How does this work exactly?




When a VC firm funds a company, they aren't buying existing shares -- they're buying newly created shares. Before being funded, the company has 1M shares outstanding, and Jack owns all of them. After funding, the company has 1,428,571 shares outstanding; Jack still owns 1M shares (which is now 70%), but the VC owns 428,571 newly issued shares (30% of the total) which it bought from the company for $300k.

In reality it's a bit more complicated because VCs employ a swindle called an "options pool", but that's not the issue in question here.

PG runs through a simple example of how this works in his How to Fund a Startup essay: http://www.paulgraham.com/startupfunding.html


Thank You! Finally, a reply. Any resources online where I can read up on this process?

P.S. Since you mentioned it, what's an 'options pool'?


Any resources online where I can read up on this process?

Stick around on HN and you'll see lots of links to angel investors, VCs, and other startup people explaining all this.

what's an 'options pool'?

The idea is that you give your employees options (or often restricted stock) so that they have a stake in the company's success. For legal reasons, the creation of any new stock must be authorized by the board of directors, and they don't want to meet every time someone new gets hired; so instead they authorize a pool of stock and tell the CEO to go ahead and hand it out. So far, so good.

The swindle comes here: VCs usually insist on the creation or expansion of an options pool before investing, and count the unissued stock as part of the valuation.
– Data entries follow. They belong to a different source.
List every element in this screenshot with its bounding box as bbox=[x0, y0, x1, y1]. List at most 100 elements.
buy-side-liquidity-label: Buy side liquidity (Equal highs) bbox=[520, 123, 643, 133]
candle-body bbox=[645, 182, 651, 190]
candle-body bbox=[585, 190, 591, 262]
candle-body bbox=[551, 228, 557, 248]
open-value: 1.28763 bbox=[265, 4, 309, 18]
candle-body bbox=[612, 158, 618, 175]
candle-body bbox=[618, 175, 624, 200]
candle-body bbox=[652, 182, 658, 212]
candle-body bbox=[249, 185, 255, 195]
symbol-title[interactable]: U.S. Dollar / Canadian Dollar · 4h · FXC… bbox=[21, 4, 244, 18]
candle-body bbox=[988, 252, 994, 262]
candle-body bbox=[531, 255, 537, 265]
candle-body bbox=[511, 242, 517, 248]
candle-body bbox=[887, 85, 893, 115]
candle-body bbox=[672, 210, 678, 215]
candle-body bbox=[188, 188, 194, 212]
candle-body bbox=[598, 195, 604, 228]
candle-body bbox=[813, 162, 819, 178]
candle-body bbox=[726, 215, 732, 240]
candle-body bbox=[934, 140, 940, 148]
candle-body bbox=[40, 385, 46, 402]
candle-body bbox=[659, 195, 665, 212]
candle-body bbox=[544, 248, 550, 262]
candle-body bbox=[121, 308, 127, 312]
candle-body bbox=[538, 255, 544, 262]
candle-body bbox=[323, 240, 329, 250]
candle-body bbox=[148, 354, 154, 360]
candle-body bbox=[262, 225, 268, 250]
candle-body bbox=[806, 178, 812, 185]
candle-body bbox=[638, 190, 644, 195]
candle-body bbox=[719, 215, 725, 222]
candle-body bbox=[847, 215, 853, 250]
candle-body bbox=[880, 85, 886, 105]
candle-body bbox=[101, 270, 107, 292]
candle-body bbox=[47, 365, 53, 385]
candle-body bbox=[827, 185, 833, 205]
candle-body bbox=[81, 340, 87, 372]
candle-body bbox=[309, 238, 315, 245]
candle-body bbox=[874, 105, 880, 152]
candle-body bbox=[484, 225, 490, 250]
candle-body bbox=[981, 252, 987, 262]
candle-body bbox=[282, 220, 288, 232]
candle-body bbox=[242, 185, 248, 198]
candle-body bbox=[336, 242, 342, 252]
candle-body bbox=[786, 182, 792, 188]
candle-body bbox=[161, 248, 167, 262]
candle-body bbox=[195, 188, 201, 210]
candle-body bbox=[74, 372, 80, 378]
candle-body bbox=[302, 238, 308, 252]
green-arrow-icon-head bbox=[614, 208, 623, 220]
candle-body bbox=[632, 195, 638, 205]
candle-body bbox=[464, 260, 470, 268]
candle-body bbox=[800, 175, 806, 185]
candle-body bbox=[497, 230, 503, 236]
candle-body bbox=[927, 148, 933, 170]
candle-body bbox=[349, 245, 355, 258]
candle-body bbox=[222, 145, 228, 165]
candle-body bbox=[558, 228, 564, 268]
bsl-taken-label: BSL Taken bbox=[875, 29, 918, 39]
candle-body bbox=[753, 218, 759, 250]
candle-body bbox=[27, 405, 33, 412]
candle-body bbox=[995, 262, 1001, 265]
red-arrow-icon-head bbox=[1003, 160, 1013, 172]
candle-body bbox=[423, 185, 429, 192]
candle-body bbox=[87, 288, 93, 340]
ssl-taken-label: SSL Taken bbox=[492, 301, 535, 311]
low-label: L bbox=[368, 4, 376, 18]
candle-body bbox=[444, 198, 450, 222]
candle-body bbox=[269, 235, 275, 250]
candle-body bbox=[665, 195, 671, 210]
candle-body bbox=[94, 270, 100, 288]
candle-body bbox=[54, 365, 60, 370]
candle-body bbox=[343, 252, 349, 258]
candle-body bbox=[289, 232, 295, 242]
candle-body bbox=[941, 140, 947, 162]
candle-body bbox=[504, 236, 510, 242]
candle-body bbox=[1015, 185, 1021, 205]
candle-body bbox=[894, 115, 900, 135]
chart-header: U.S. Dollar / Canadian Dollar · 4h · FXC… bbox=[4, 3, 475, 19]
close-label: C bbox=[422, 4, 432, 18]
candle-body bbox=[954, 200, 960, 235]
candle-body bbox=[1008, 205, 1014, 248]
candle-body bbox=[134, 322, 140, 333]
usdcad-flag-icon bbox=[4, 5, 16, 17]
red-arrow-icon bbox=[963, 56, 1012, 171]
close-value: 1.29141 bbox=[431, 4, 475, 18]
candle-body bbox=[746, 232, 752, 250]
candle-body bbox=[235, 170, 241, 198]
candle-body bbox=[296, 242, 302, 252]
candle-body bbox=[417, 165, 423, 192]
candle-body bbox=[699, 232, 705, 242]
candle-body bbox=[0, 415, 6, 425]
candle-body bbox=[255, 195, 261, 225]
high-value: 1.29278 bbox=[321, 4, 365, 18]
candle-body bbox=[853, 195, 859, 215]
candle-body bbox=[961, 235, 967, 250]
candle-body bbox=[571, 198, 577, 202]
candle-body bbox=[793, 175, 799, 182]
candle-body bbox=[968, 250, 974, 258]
Rather than paying $300k to buy 428571 shares and ending up holding 30% of the company, a VC might insist on the creation of a 20% options pool, with the result that Jack owns 1M shares (50%), there are 400k authorized but unissued shares in the pool (20%), and the VC gets 600k shares (30%) for his $300k.

Because those shares don't actually exist yet, the VC actually owns 600k / 1.6M = 37.5% of the company, even though he nominally only bought 30%.


But when those 400K shares are created and issued to the employees, won't the VC's share get diluted to 30%?


Yes -- just like they would diluted in the next round of investment. (And really, employees working for sub-market salaries in exchange for stock options are just another type of investor.)

But the founders get diluted too. In the no-pool case, the founders have 70% of the company post-investment, whereas in the 20%-pool case, the founders have 62.5% and get diluted down to 50% as the pool is handed out.


Ah. So the time of creation of the options pool doesn't matter, since eventually the founders get down to 50%. It's a matter of whether the options pool should be created in the first place.



The company almost always issues new shares. Investors would want the capital to be injected into the company as working capital, not to enrich the founder.